Monday, May 21, 2012

Narrative Practice 5

Outsider Witness Practice

Every single person has unique values, dreams, hopes and commitments.  Narrative Practice attempts to help everyone realise and articulate these ideals in their lives.  In the task of excavating these values for the individual, White has found that bringing witnesses in to validate these values, expressed through newly constructed stories, is very helpful.  However, I would be very careful in trying this myself, unless the proposed witnesses were used to listening to and sharing with others, and were somewhat familiar with the central points of Narrative Practice I have outlined above – like externalising conversations, re-authoring conversations and re-membering conversations. White (2007, p. 215) realises this problem all too well, and he stresses that these outsider witnesses must be able to express their “insider knowledge” in ways that contribute to “rich story development” and that will “be powerfully resonant for and healing of others.”

The scimitar oryx - What a beautiful animal.  Dublin Zoo, May 15, 2012
Bearing this in mind, I have been able to use aspects of “Outsider Witness Practice” in my fifth year Social/Anger-Management Group.  These I used quite successfully by inviting one of boys’ SNAs (three of them have an assigned SNA) in to act as “Outsider Witness.”  This young man (the SNA) has some counselling experience and is quite comfortable with sharing.  We discussed beforehand what he and Seán might be discussing in the group. In fact the incident Séan recounted to the group was his walking away when being taunted.  The group listened attentively, while I asked Declan (the SNA) some few of the questions we practised in our course.  In fact, we decided on three only: (i) “As you listened to Seán, what did you hear that stood out for you or that struck a chord?” (ii) “Was any image suggested to you of Seán’s life, of his life or identity more generally?”  (iii)  “What did the story suggest to you about what might be important values, or beliefs or hopes for Seán?”  The answers Declan gave were briefly: (i) courage, (ii) the image of the fighter who knew when it was appropriate NOT to fight back physically – that you can fight back morally, too and (iii) courage is one of Seán’s main values, as well as openness to learn from his elders, teachers and SNAs.  This led to a good group sharing where all the boys, after Declan had made his contribution, proceeded to acknowledge that Seán indeed was a very courageous boy, and that often it took way more courage to back down than to begin fighting with your fists.  We also had an interesting discussion on why we should listen to our elders and how hard this was, in fact, for many young people.

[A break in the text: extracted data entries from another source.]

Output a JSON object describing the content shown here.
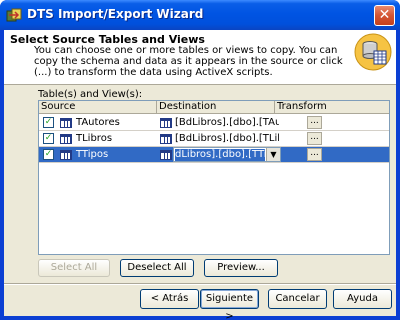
{
  "window": {
    "title": "DTS Import/Export Wizard",
    "close_glyph": "✕"
  },
  "header": {
    "title": "Select Source Tables and Views",
    "description": "You can choose one or more tables or views to copy.  You can copy the schema and data as it appears in the source or click (...) to transform the data using ActiveX scripts.",
    "icon": "database-tables-icon"
  },
  "tables_label": "Table(s) and View(s):",
  "grid": {
    "columns": [
      "Source",
      "Destination",
      "Transform"
    ],
    "rows": [
      {
        "checked": true,
        "source": "TAutores",
        "destination": "[BdLibros].[dbo].[TAutores]",
        "transform": "...",
        "selected": false
      },
      {
        "checked": true,
        "source": "TLibros",
        "destination": "[BdLibros].[dbo].[TLibros]",
        "transform": "...",
        "selected": false
      },
      {
        "checked": true,
        "source": "TTipos",
        "destination": "dLibros].[dbo].[TTipos]",
        "transform": "...",
        "selected": true
      }
    ]
  },
  "buttons": {
    "select_all": "Select All",
    "deselect_all": "Deselect All",
    "preview": "Preview...",
    "back": "< Atrás",
    "next": "Siguiente >",
    "cancel": "Cancelar",
    "help": "Ayuda"
  },
  "colors": {
    "titlebar": "#0054e3",
    "selection": "#316ac5",
    "panel": "#ece9d8"
  }
}
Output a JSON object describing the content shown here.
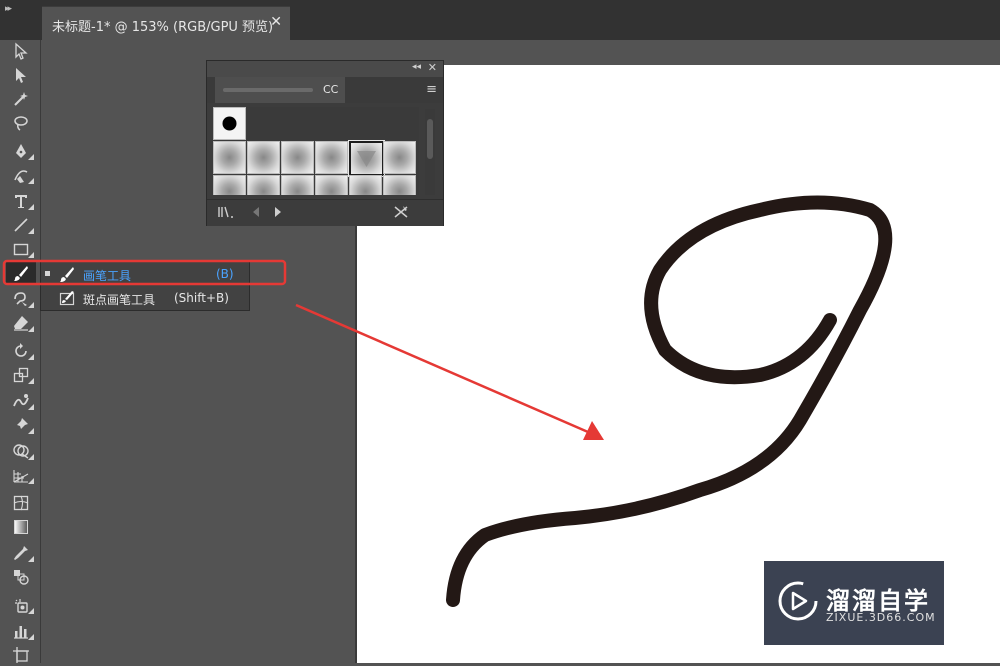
{
  "document_tab": {
    "title": "未标题-1* @ 153% (RGB/GPU 预览)",
    "close_glyph": "✕"
  },
  "brushes_panel": {
    "collapse_glyph": "◂◂",
    "close_glyph": "✕",
    "tab_suffix": "CC",
    "menu_glyph": "≡"
  },
  "tool_flyout": {
    "items": [
      {
        "label": "画笔工具",
        "shortcut": "(B)",
        "selected": true
      },
      {
        "label": "斑点画笔工具",
        "shortcut": "(Shift+B)",
        "selected": false
      }
    ]
  },
  "watermark": {
    "name": "溜溜自学",
    "url": "ZIXUE.3D66.COM"
  },
  "colors": {
    "annotation_red": "#e53935",
    "selected_text_blue": "#4aa3ff",
    "stroke": "#231815"
  }
}
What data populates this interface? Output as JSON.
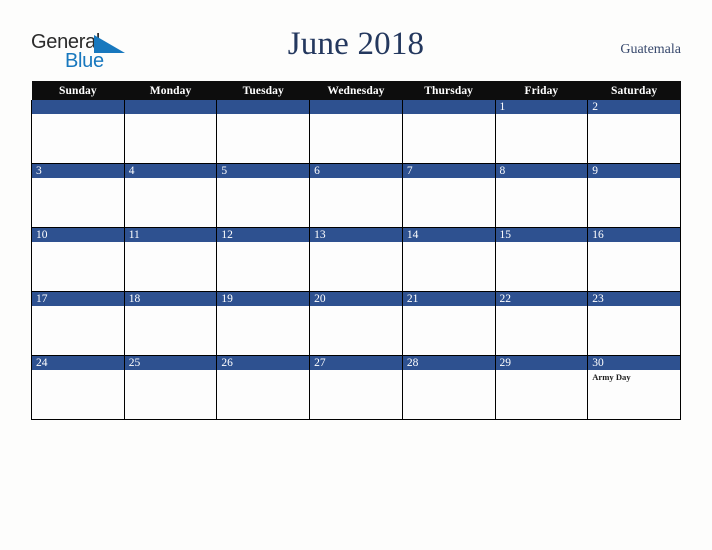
{
  "brand": {
    "name_top": "General",
    "name_bottom": "Blue",
    "triangle_color": "#1878be",
    "top_color": "#2b2b2b",
    "bottom_color": "#1878be"
  },
  "header": {
    "title": "June 2018",
    "country": "Guatemala",
    "title_color": "#24385e",
    "country_color": "#38496d"
  },
  "calendar": {
    "weekday_headers": [
      "Sunday",
      "Monday",
      "Tuesday",
      "Wednesday",
      "Thursday",
      "Friday",
      "Saturday"
    ],
    "header_bg": "#0d0d0d",
    "header_text_color": "#ffffff",
    "date_band_color": "#2e5190",
    "date_text_color": "#ffffff",
    "cell_bg": "#fdfdfd",
    "border_color": "#000000",
    "weeks": [
      [
        {
          "date": "",
          "events": []
        },
        {
          "date": "",
          "events": []
        },
        {
          "date": "",
          "events": []
        },
        {
          "date": "",
          "events": []
        },
        {
          "date": "",
          "events": []
        },
        {
          "date": "1",
          "events": []
        },
        {
          "date": "2",
          "events": []
        }
      ],
      [
        {
          "date": "3",
          "events": []
        },
        {
          "date": "4",
          "events": []
        },
        {
          "date": "5",
          "events": []
        },
        {
          "date": "6",
          "events": []
        },
        {
          "date": "7",
          "events": []
        },
        {
          "date": "8",
          "events": []
        },
        {
          "date": "9",
          "events": []
        }
      ],
      [
        {
          "date": "10",
          "events": []
        },
        {
          "date": "11",
          "events": []
        },
        {
          "date": "12",
          "events": []
        },
        {
          "date": "13",
          "events": []
        },
        {
          "date": "14",
          "events": []
        },
        {
          "date": "15",
          "events": []
        },
        {
          "date": "16",
          "events": []
        }
      ],
      [
        {
          "date": "17",
          "events": []
        },
        {
          "date": "18",
          "events": []
        },
        {
          "date": "19",
          "events": []
        },
        {
          "date": "20",
          "events": []
        },
        {
          "date": "21",
          "events": []
        },
        {
          "date": "22",
          "events": []
        },
        {
          "date": "23",
          "events": []
        }
      ],
      [
        {
          "date": "24",
          "events": []
        },
        {
          "date": "25",
          "events": []
        },
        {
          "date": "26",
          "events": []
        },
        {
          "date": "27",
          "events": []
        },
        {
          "date": "28",
          "events": []
        },
        {
          "date": "29",
          "events": []
        },
        {
          "date": "30",
          "events": [
            "Army Day"
          ]
        }
      ]
    ]
  }
}
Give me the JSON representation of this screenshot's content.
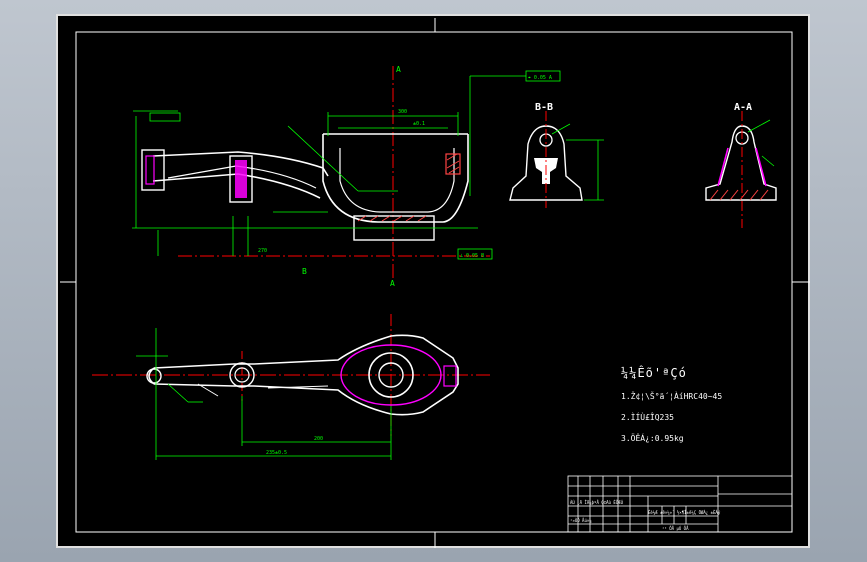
{
  "views": {
    "bb_label": "B-B",
    "aa_label": "A-A",
    "section_mark_a": "A",
    "section_mark_b": "B"
  },
  "notes": {
    "title": "¼¼Êõ'ªÇó",
    "items": [
      "1.Ž¢¦\\Š°ä´¦ÀíHRC40~45",
      "2.ÌÍÙ£ÎQ235",
      "3.ÖÊÁ¿:0.95kg"
    ]
  },
  "title_block": {
    "row1": "ÀÙ ¸Ä  ÎÄ¼þºÅ  Ç©Ãû ÈÕÆÚ",
    "row2": "Éè¼Æ  ±ê×¼»¯  ½×¶Î±ê¼Ç  ÖØÁ¿  ±ÈÀý",
    "row3": "¹¤ÒÕ  Åú×¼",
    "row4": "¹²   ÕÅ  µÚ  ÕÅ"
  },
  "colors": {
    "sheet": "#000000",
    "frame": "#ffffff",
    "dimension": "#00ff00",
    "centerline": "#ff0000",
    "hidden": "#ff00ff",
    "hatch": "#ff4040",
    "part": "#ffffff"
  }
}
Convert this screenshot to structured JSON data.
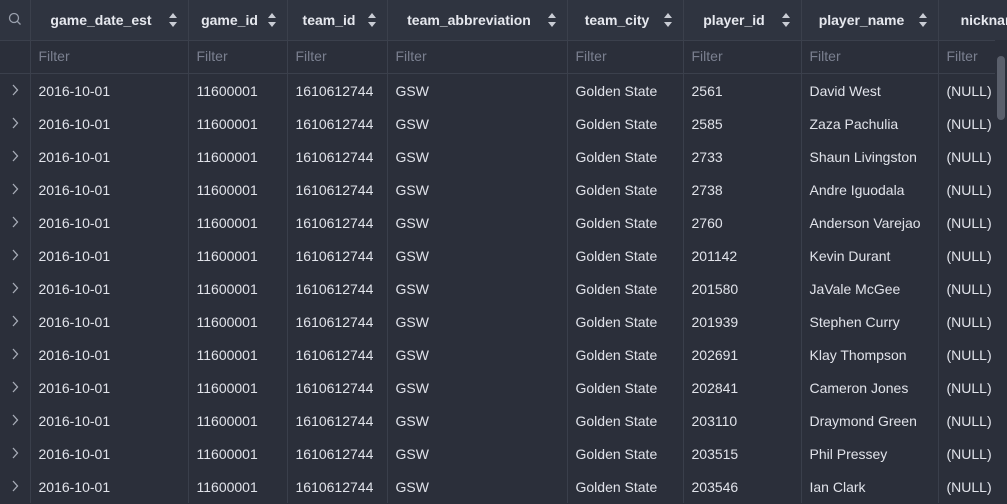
{
  "columns": [
    {
      "label": "game_date_est"
    },
    {
      "label": "game_id"
    },
    {
      "label": "team_id"
    },
    {
      "label": "team_abbreviation"
    },
    {
      "label": "team_city"
    },
    {
      "label": "player_id"
    },
    {
      "label": "player_name"
    },
    {
      "label": "nicknam"
    }
  ],
  "filter_placeholder": "Filter",
  "rows": [
    [
      "2016-10-01",
      "11600001",
      "1610612744",
      "GSW",
      "Golden State",
      "2561",
      "David West",
      "(NULL)"
    ],
    [
      "2016-10-01",
      "11600001",
      "1610612744",
      "GSW",
      "Golden State",
      "2585",
      "Zaza Pachulia",
      "(NULL)"
    ],
    [
      "2016-10-01",
      "11600001",
      "1610612744",
      "GSW",
      "Golden State",
      "2733",
      "Shaun Livingston",
      "(NULL)"
    ],
    [
      "2016-10-01",
      "11600001",
      "1610612744",
      "GSW",
      "Golden State",
      "2738",
      "Andre Iguodala",
      "(NULL)"
    ],
    [
      "2016-10-01",
      "11600001",
      "1610612744",
      "GSW",
      "Golden State",
      "2760",
      "Anderson Varejao",
      "(NULL)"
    ],
    [
      "2016-10-01",
      "11600001",
      "1610612744",
      "GSW",
      "Golden State",
      "201142",
      "Kevin Durant",
      "(NULL)"
    ],
    [
      "2016-10-01",
      "11600001",
      "1610612744",
      "GSW",
      "Golden State",
      "201580",
      "JaVale McGee",
      "(NULL)"
    ],
    [
      "2016-10-01",
      "11600001",
      "1610612744",
      "GSW",
      "Golden State",
      "201939",
      "Stephen Curry",
      "(NULL)"
    ],
    [
      "2016-10-01",
      "11600001",
      "1610612744",
      "GSW",
      "Golden State",
      "202691",
      "Klay Thompson",
      "(NULL)"
    ],
    [
      "2016-10-01",
      "11600001",
      "1610612744",
      "GSW",
      "Golden State",
      "202841",
      "Cameron Jones",
      "(NULL)"
    ],
    [
      "2016-10-01",
      "11600001",
      "1610612744",
      "GSW",
      "Golden State",
      "203110",
      "Draymond Green",
      "(NULL)"
    ],
    [
      "2016-10-01",
      "11600001",
      "1610612744",
      "GSW",
      "Golden State",
      "203515",
      "Phil Pressey",
      "(NULL)"
    ],
    [
      "2016-10-01",
      "11600001",
      "1610612744",
      "GSW",
      "Golden State",
      "203546",
      "Ian Clark",
      "(NULL)"
    ]
  ],
  "icons": {
    "search": "search-icon",
    "expand": "chevron-right-icon",
    "sort": "sort-icon"
  },
  "colors": {
    "background": "#2b2f3a",
    "header": "#2f3440",
    "text": "#e1e3ea",
    "muted": "#7b8090"
  }
}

In conclusion, then, with White and others, we may argue that when we manage to enable either ourselves or others to separate out on the one hand the problem-saturated descriptions (i.e., negative identities) we receive of ourselves primarily from society from, on the other hand, the empowering fact that our identity is chiefly shaped by narratives or stories that are uniquely personal, we are well on the road to self-realization and personal well-being.  Also people will “experience a sense of personal agency” and “a capacity to intervene in their own lives and relationships,” to construct alternatives that re-author, re-construct or “re-narrativise” their own lives (White & Epston 1990, p 16).

In short, then,   through giving us the gift of “personal agency,” will help us to liberate ourselves from the “problem-saturated stories” and “normalizing judgements of society” which oppress us especially now in the confusion of the twenty-first century.  This assertion of agency in our lives with regard to our identity is surely ultimately what freedom is all about – the freedom to authentically choose who we are.